Como a ação renovatória pode proteger seu negócio e evitar despejo

 

Introdução

O ponto comercial é um das questões cruciais para o sucesso de um empreendimento.

Por trás do ponto comercial, há toda uma construção envolvida: conquista e manutenção de sua clientela, posicionamento de sua marca, estratégias comerciais baseadas em sua localização e trânsito de clientes baseado em seus hábitos. Todos esses fatores são denominados pelo direito como fundo de comércio do
locatário.

A fim de garantir a manutenção do ponto comercial do locatário-comerciante, bem como a previsibilidade de um aluguel proporcional aos valores anteriores, há a ação renovatória.

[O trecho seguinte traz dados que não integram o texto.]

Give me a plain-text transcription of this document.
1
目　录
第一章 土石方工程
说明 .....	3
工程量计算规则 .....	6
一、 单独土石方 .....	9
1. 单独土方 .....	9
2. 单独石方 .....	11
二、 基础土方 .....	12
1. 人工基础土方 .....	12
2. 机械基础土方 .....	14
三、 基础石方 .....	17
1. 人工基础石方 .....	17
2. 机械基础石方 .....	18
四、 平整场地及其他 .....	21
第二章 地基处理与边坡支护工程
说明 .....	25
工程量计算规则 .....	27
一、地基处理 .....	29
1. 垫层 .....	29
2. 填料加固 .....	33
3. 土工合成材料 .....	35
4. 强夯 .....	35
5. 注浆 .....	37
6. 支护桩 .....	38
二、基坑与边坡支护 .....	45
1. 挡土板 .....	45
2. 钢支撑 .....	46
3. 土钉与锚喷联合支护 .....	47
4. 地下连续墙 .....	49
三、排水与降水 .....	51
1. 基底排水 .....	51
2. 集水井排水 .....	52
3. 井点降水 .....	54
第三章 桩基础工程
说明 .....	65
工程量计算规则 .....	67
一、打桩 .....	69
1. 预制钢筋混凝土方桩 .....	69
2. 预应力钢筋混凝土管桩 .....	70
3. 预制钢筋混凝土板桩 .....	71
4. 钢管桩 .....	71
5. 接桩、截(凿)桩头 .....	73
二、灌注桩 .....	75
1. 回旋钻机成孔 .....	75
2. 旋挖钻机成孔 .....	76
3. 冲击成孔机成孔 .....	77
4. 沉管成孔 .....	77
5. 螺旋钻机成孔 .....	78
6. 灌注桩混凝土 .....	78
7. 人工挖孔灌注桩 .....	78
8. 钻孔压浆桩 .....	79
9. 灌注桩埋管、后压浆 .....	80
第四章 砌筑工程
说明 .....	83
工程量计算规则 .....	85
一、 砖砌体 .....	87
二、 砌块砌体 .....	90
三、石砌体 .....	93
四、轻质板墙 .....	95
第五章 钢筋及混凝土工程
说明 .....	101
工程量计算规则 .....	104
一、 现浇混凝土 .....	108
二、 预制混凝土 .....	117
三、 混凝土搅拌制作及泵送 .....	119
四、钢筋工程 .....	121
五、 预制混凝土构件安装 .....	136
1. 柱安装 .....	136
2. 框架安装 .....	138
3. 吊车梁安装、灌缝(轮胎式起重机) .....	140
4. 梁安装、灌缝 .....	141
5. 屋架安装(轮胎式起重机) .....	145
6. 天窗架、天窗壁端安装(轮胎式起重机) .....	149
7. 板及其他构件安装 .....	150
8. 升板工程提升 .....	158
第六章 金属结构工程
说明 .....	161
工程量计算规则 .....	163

Logo, a Ação Renovatória possui o objetivo de garantir a renovação do contrato de aluguel comercial por igual prazo após findo o seu prazo inicial, porém, para isso há requisitos necessários a serem observados.

Requisitos

Para o ajuizamento da ação renovatória, é preciso respeitar os seguintes requisitos:

  • Precisa ser imóvel não residencial, pois conforme já mencionado anteriormente, trata-se de uma proteção ao ponto comercial;
  • O contrato a se renovar precisa ser celebrado por escrito e com prazo determinado;
  • O contrato em questão a ser renovado, precisa possuir o prazo mínimo de 5 (cinco) anos;
  • O locatário precisa estar explorando seu comércio no mesmo ramo por prazo ininterrupto mínimo por 3 (três) anos;
  • Comprovação do exato cumprimento do contrato em curso;
  • Prova da quitação dos impostos e taxas que incidiram sobre o imóvel e cujo pagamento lhe incumbia;
  • Indicação clara e precisa das condições oferecidas para a renovação da locação;
  • indicação do fiador quando houver no contrato a renovar e, quando não for o mesmo, com indicação do nome ou denominação completa, número de sua inscrição no Ministério da Fazenda, endereço e, tratando-se de pessoa natural, a nacionalidade, o estado civil, a profissão e o número da carteira de identidade, comprovando, desde logo, mesmo que não haja alteração do fiador, a atual idoneidade financeira;  
  • prova de que o fiador do contrato ou o que o substituir na renovação aceita os encargos da fiança, autorizado por seu cônjuge, se casado for;
  • Caso seja cessionário ou sucessor, em virtude de título oponível ao proprietário, a apresentação de prova;

Merece destaque que tais requisitos são cumulativos, portanto, devem ser observados, sob pena de inépcia de sua petição.

Quem possui Legitimidade?

Possuem legitimidade ativa para ajuizar ação:

  • O Locatário;
  • A sociedade, caso o contrato seja firmado em nome de uma pessoa física, mas autorizar a sua atividade;
  • O sócio sobrevivente, em caso de dissolução da sociedade por morte de um dos sócios;
  • Sucessor do Locatário;
  • Cessionário (caso o contrato permitir a cessão);
  • Sublocatário (se o contrato permitir a existência de sublocatário)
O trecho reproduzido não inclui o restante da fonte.